Discussion Questions

  1. Miller and Valasek publicly demonstrated their Jeep hack on a live highway (with the driver's consent). Was this demonstration irresponsible, or was it necessary to force the automotive industry to take cybersecurity seriously? How should researchers balance impact with safety?

  2. Ring doorbells are marketed as security devices, but they themselves became a security vulnerability. How does this irony affect consumer trust in IoT security products? What responsibility do manufacturers have when their security products create new vulnerabilities?

  3. The Jeep hack was possible because of a cellular connection that consumers valued for navigation and entertainment. Ring vulnerabilities stemmed from cloud connectivity that enabled remote monitoring. How should product designers balance connectivity features with the attack surface they create?

  4. Ring's partnerships with 2,000+ police departments raised surveillance concerns independent of the technical vulnerabilities. How should IoT security assessments address privacy and civil liberties implications beyond traditional vulnerability identification?

  5. If MedSecure's vital signs monitors had a vulnerability similar to the Jeep Cherokee's (a network-accessible interface with access to safety-critical functions), what would be the appropriate disclosure timeline?
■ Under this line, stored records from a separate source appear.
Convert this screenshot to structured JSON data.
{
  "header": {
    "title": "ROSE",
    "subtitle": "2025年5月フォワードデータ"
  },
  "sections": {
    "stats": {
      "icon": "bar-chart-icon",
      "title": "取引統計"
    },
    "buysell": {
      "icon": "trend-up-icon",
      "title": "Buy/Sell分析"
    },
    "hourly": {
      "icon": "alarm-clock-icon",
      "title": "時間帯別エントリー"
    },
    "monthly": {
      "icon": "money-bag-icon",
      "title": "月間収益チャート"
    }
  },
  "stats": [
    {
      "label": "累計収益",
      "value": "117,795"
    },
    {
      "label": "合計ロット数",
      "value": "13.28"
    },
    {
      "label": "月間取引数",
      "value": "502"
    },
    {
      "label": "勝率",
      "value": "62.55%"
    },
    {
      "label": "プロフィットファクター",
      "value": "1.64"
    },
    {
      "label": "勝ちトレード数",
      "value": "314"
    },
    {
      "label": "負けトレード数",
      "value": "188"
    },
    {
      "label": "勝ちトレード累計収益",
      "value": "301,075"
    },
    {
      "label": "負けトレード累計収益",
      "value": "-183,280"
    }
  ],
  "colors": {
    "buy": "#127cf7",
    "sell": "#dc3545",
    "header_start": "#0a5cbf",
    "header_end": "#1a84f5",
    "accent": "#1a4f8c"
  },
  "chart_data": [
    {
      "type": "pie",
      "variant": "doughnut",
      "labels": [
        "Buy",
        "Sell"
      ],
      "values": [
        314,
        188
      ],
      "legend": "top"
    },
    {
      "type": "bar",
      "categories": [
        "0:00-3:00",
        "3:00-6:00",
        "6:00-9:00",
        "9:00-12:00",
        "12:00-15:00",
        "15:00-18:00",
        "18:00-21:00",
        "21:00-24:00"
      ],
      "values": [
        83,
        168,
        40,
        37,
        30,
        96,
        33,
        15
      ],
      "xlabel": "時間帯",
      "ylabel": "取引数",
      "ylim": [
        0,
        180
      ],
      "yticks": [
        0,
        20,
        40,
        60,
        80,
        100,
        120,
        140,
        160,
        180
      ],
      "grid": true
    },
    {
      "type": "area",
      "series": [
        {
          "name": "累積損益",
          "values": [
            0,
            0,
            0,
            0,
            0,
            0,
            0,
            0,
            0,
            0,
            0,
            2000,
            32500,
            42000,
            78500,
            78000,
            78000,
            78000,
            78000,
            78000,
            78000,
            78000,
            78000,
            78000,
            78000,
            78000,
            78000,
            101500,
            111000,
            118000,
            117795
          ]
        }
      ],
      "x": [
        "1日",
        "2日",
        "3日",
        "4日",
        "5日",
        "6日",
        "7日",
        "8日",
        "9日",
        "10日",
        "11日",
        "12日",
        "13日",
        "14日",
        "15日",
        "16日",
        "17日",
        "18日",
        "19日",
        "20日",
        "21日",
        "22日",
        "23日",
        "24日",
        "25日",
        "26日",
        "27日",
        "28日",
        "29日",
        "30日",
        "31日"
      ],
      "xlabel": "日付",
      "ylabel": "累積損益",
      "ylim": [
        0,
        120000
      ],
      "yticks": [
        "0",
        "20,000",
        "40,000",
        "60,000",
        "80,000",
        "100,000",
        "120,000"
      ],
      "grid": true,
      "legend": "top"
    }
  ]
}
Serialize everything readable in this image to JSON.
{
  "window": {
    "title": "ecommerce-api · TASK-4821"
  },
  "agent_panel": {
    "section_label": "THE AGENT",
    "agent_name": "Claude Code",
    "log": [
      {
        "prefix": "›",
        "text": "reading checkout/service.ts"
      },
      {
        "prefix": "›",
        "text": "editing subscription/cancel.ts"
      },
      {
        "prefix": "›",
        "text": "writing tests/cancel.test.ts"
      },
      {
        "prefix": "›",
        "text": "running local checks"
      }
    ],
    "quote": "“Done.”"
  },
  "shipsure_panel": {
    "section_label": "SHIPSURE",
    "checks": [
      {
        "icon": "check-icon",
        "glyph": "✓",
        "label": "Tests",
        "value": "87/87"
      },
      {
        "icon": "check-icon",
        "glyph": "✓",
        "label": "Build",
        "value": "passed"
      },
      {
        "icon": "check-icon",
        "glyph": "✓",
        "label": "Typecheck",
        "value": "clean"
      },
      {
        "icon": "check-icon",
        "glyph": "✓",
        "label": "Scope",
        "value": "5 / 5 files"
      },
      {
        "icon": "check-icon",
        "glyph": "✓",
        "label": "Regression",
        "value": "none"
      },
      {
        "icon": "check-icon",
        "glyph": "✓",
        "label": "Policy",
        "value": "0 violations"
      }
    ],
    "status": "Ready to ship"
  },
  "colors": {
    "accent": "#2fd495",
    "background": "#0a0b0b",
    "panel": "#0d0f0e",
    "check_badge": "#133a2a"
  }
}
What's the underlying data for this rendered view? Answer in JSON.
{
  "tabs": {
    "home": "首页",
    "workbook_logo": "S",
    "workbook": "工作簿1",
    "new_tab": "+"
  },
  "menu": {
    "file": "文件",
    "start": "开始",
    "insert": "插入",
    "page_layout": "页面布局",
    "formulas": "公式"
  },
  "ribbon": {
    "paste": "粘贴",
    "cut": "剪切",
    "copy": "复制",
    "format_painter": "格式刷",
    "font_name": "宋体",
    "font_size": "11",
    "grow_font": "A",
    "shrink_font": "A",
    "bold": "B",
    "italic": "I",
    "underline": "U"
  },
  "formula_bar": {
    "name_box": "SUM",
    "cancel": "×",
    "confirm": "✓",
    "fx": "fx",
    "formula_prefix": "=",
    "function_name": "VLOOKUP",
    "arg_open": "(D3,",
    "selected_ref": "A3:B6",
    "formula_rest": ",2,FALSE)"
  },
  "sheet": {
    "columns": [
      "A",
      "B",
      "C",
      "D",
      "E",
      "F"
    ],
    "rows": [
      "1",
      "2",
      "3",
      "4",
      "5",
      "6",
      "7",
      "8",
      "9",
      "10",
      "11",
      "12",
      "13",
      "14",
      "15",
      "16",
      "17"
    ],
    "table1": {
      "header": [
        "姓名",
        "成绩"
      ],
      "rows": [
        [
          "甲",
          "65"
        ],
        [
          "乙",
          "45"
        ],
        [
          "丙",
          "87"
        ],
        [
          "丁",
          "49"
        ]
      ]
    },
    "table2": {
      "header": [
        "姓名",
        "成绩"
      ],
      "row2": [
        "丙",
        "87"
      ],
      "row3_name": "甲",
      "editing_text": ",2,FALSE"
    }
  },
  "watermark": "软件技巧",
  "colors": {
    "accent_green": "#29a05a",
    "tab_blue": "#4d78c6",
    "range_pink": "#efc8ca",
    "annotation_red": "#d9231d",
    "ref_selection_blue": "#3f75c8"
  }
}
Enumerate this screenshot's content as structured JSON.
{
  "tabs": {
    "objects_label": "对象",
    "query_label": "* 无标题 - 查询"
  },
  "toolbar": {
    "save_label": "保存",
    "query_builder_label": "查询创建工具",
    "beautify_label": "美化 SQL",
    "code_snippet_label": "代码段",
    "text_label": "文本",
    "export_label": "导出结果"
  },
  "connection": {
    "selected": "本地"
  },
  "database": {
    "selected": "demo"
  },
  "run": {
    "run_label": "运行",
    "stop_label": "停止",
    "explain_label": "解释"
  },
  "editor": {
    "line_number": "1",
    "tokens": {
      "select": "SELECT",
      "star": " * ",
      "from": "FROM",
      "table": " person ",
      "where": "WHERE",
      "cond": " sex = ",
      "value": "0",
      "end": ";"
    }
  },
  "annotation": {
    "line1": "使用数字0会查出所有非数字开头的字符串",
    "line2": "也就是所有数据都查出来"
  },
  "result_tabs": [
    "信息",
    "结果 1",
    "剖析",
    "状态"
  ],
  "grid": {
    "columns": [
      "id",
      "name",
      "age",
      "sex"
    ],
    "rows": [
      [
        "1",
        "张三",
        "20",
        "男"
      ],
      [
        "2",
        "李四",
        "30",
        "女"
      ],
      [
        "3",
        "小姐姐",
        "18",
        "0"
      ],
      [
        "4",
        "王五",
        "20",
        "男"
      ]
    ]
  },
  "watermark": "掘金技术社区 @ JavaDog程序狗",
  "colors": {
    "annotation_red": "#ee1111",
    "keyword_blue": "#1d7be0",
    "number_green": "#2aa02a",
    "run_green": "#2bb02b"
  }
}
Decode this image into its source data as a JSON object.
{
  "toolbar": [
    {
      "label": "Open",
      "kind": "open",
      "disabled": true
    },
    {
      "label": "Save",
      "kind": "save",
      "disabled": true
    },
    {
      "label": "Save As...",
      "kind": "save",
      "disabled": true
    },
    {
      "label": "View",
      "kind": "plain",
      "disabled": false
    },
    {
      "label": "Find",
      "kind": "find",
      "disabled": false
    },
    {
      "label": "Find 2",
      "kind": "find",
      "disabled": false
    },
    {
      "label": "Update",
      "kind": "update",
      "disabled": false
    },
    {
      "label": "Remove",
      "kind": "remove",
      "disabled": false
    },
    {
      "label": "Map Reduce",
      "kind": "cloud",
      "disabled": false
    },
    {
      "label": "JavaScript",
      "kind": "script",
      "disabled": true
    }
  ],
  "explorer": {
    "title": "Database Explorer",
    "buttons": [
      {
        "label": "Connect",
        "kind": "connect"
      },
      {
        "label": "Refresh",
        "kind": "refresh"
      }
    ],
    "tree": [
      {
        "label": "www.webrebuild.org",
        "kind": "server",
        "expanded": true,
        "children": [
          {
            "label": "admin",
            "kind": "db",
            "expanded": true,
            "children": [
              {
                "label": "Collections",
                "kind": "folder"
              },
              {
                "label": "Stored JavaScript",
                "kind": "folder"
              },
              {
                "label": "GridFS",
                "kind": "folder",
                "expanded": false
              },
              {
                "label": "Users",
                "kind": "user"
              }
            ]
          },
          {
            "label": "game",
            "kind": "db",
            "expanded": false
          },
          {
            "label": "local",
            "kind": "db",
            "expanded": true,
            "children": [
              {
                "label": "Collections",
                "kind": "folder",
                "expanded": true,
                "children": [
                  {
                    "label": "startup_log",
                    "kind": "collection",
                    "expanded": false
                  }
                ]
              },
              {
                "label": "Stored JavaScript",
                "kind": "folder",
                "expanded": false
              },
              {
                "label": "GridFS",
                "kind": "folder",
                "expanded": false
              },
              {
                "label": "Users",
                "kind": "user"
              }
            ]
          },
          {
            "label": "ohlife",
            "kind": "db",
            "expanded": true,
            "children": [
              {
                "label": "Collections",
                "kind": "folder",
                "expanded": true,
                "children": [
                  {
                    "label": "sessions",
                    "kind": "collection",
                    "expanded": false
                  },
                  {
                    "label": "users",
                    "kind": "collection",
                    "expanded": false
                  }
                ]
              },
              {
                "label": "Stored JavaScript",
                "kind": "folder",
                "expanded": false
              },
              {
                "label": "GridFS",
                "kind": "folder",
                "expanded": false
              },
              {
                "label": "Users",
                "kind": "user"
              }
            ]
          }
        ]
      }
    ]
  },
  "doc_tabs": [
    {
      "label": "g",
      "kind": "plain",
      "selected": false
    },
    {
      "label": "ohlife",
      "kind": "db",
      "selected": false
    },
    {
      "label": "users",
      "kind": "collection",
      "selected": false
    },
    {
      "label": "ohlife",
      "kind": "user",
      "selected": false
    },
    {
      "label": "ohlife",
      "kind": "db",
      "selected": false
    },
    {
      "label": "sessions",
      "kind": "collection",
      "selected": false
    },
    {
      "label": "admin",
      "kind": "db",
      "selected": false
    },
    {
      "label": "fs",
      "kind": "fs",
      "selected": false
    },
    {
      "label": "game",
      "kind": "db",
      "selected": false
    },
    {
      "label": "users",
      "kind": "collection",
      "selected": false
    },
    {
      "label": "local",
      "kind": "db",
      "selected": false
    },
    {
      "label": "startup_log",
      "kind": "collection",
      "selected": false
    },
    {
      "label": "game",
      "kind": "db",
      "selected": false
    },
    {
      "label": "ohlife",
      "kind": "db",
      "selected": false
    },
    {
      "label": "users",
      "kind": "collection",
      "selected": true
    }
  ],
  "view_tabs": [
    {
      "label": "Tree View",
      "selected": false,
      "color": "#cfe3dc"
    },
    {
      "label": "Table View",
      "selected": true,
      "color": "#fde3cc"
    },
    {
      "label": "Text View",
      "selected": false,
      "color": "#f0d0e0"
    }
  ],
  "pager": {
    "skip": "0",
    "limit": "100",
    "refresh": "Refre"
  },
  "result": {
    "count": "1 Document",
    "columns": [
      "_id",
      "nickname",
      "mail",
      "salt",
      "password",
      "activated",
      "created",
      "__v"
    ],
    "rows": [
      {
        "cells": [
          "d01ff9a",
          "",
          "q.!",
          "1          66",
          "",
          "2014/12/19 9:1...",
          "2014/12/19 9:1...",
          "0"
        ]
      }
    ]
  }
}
How does the healthcare context affect responsible disclosure decisions?

Timeline

Jeep Cherokee: | Date | Event | |------|-------| | 2013 | Miller and Valasek demonstrate physical-access vehicle hacking | | July 2015 | Wired publishes the remote Jeep hack article and video | | July 2015 | Fiat Chrysler issues recall for 1.4 million vehicles | | August 2015 | Miller and Valasek present full technical details at Black Hat and DEF CON | | 2015-2016 | SPY Car Act introduced in Congress | | 2016 | Miller and Valasek demonstrate additional attacks on 2015 Jeep Cherokee |

Ring Doorbell: | Date | Event | |------|-------| | November 2019 | Bitdefender discloses WiFi credential exposure vulnerability | | December 2019 | Multiple reports of Ring camera account compromises | | December 2019 | Class-action lawsuits filed against Ring/Amazon | | February 2020 | Ring mandates two-factor authentication for all accounts | | January 2020 | EFF reports on unencrypted Ring video transmission | | 2021 | Ring introduces optional end-to-end encryption | | 2023 | Ring suspends police access without warrants |

References

  • Miller, Charlie, and Chris Valasek. "Remote Exploitation of an Unaltered Passenger Vehicle." Black Hat USA, 2015.
  • Greenberg, Andy. "Hackers Remotely Kill a Jeep on the Highway — With Me In It." Wired, July 21, 2015.
  • Bitdefender. "Ring Doorbell WiFi Credential Vulnerability." November 2019.
  • Electronic Frontier Foundation. "Ring Doorbell Surveillance." January 2020.
  • Fiat Chrysler Automobiles. "Safety Recall U8V — Uconnect Software Update." July 2015.
  • NHTSA. "Cybersecurity Best Practices for Modern Vehicles." October 2016.
  • Amazon Ring. "Security and Privacy Updates." February 2020.
  • U.S. Senate. "SPY Car Act (Security and Privacy in Your Car Act)." S.1806, 2015.